I have a question about this article here: In the proof of (ii) of corollary 5.3 it says that $R/P^r\cong R_P/R_P P^r$ where $R_P$ is the localization of a Dedekind Domain R at the prime ideal P. Can someone explain this to me?
Thanks.
Edit: And I also don't really understand why the quotient of a DVR is a PID. I know that DVRs are PIDs and quotients of PIDs over prime ideals are PIDs again but $R_P P^r$ isn't a prime ideal, is it?

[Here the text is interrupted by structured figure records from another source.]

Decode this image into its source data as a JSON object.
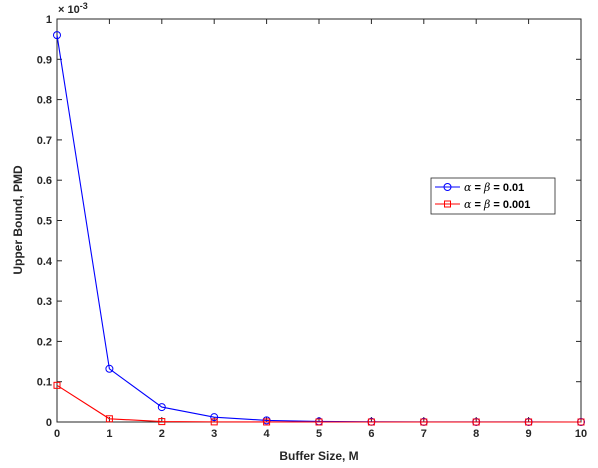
{
  "chart_data": {
    "type": "line",
    "title": "",
    "xlabel": "Buffer Size, M",
    "ylabel": "Upper Bound, PMD",
    "y_exponent_label": "× 10",
    "y_exponent_power": "-3",
    "xlim": [
      0,
      10
    ],
    "ylim": [
      0,
      1
    ],
    "x_ticks": [
      "0",
      "1",
      "2",
      "3",
      "4",
      "5",
      "6",
      "7",
      "8",
      "9",
      "10"
    ],
    "y_ticks": [
      "0",
      "0.1",
      "0.2",
      "0.3",
      "0.4",
      "0.5",
      "0.6",
      "0.7",
      "0.8",
      "0.9",
      "1"
    ],
    "grid": false,
    "legend_position": "right",
    "x": [
      0,
      1,
      2,
      3,
      4,
      5,
      6,
      7,
      8,
      9,
      10
    ],
    "series": [
      {
        "name": "α = β = 0.01",
        "legend_greek_1": "α",
        "legend_eq": " = ",
        "legend_greek_2": "β",
        "legend_value": " = 0.01",
        "color": "#0000ff",
        "marker": "circle",
        "values": [
          0.96,
          0.132,
          0.037,
          0.012,
          0.004,
          0.0015,
          0.0005,
          0.0002,
          0.0001,
          0.0001,
          0.0
        ]
      },
      {
        "name": "α = β = 0.001",
        "legend_greek_1": "α",
        "legend_eq": " = ",
        "legend_greek_2": "β",
        "legend_value": " = 0.001",
        "color": "#ff0000",
        "marker": "square",
        "values": [
          0.091,
          0.008,
          0.001,
          0.0003,
          0.0001,
          0.0,
          0.0,
          0.0,
          0.0,
          0.0,
          0.0
        ]
      }
    ]
  }
}
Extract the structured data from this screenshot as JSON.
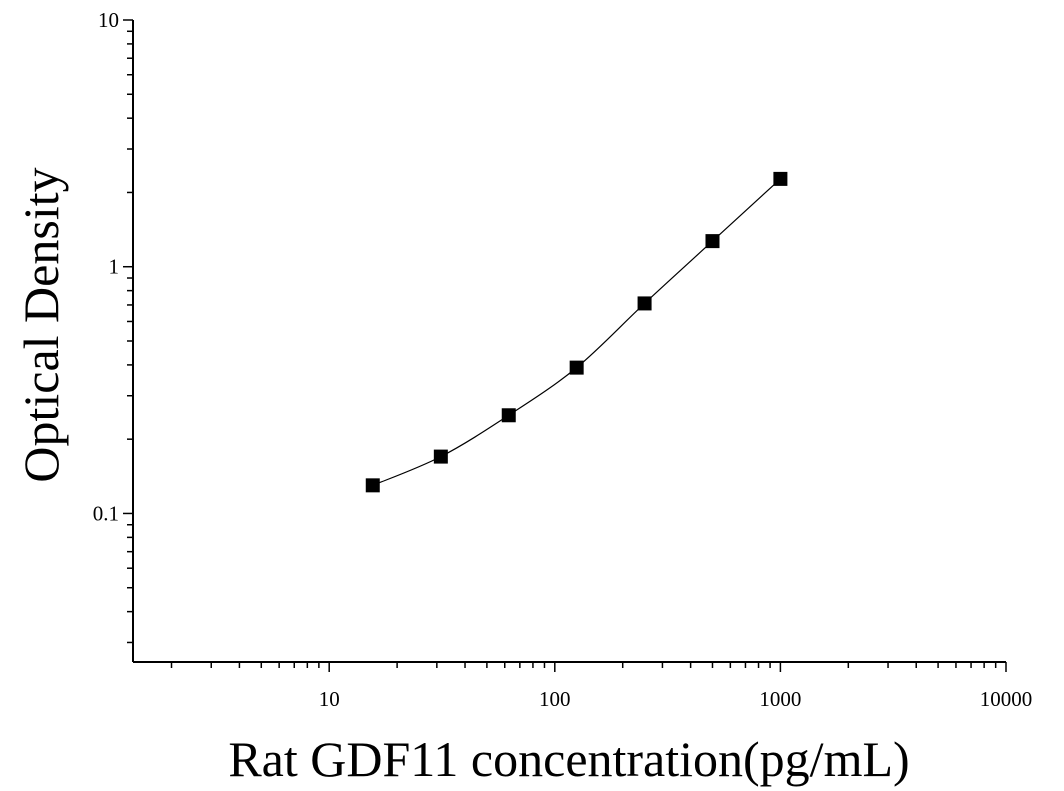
{
  "chart_data": {
    "type": "scatter",
    "title": "",
    "xlabel": "Rat GDF11 concentration(pg/mL)",
    "ylabel": "Optical Density",
    "x_scale": "log",
    "y_scale": "log",
    "xlim": [
      1.35,
      10000
    ],
    "ylim": [
      0.025,
      10
    ],
    "x_ticks": [
      {
        "value": 10,
        "label": "10"
      },
      {
        "value": 100,
        "label": "100"
      },
      {
        "value": 1000,
        "label": "1000"
      },
      {
        "value": 10000,
        "label": "10000"
      }
    ],
    "y_ticks": [
      {
        "value": 0.1,
        "label": "0.1"
      },
      {
        "value": 1,
        "label": "1"
      },
      {
        "value": 10,
        "label": "10"
      }
    ],
    "grid": false,
    "legend": "none",
    "marker": "square",
    "marker_color": "#000000",
    "line_color": "#000000",
    "series": [
      {
        "points": [
          {
            "x": 15.6,
            "y": 0.13
          },
          {
            "x": 31.25,
            "y": 0.17
          },
          {
            "x": 62.5,
            "y": 0.25
          },
          {
            "x": 125,
            "y": 0.39
          },
          {
            "x": 250,
            "y": 0.71
          },
          {
            "x": 500,
            "y": 1.27
          },
          {
            "x": 1000,
            "y": 2.27
          }
        ]
      }
    ]
  }
}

Let $\phi: R \rightarrow R_P /R_P P^r, \ x \mapsto x + R_P P^r$ and $\mu: R \rightarrow R_P, \ x \mapsto \frac{x}{1}$. Then we have
$$ ker(\phi) = \mu^{-1}(R_P P^r) = P^r. $$
By the first isomorphism theorem for rings you get $R/P^r \cong R_P /R_P P^r$ as rings.
Edit:
Let $I\subseteq R_P/R_P P^r$ be an ideal and $\psi: R_P \rightarrow R_P / R_P P^r, \ x \mapsto x + R_P P^r $. As $\psi$ is surjective we have
$$ \psi \circ \psi^{-1} (I) = I.$$
Furthermore, the ideal $\psi^{-1}(I)$ is principal (as $R_P$ is a PID) and thus $I= \psi \circ \psi^{-1}(I)$ is principal as well. What does not hold is, that $R/P^r$ is a PID for $r>1$ (it is not integral, as $(p^{r-1}+ P^r)\cdot (p + P^r)= 0 + P^r$ ) and thus neither is $R_P/R_P P^r$.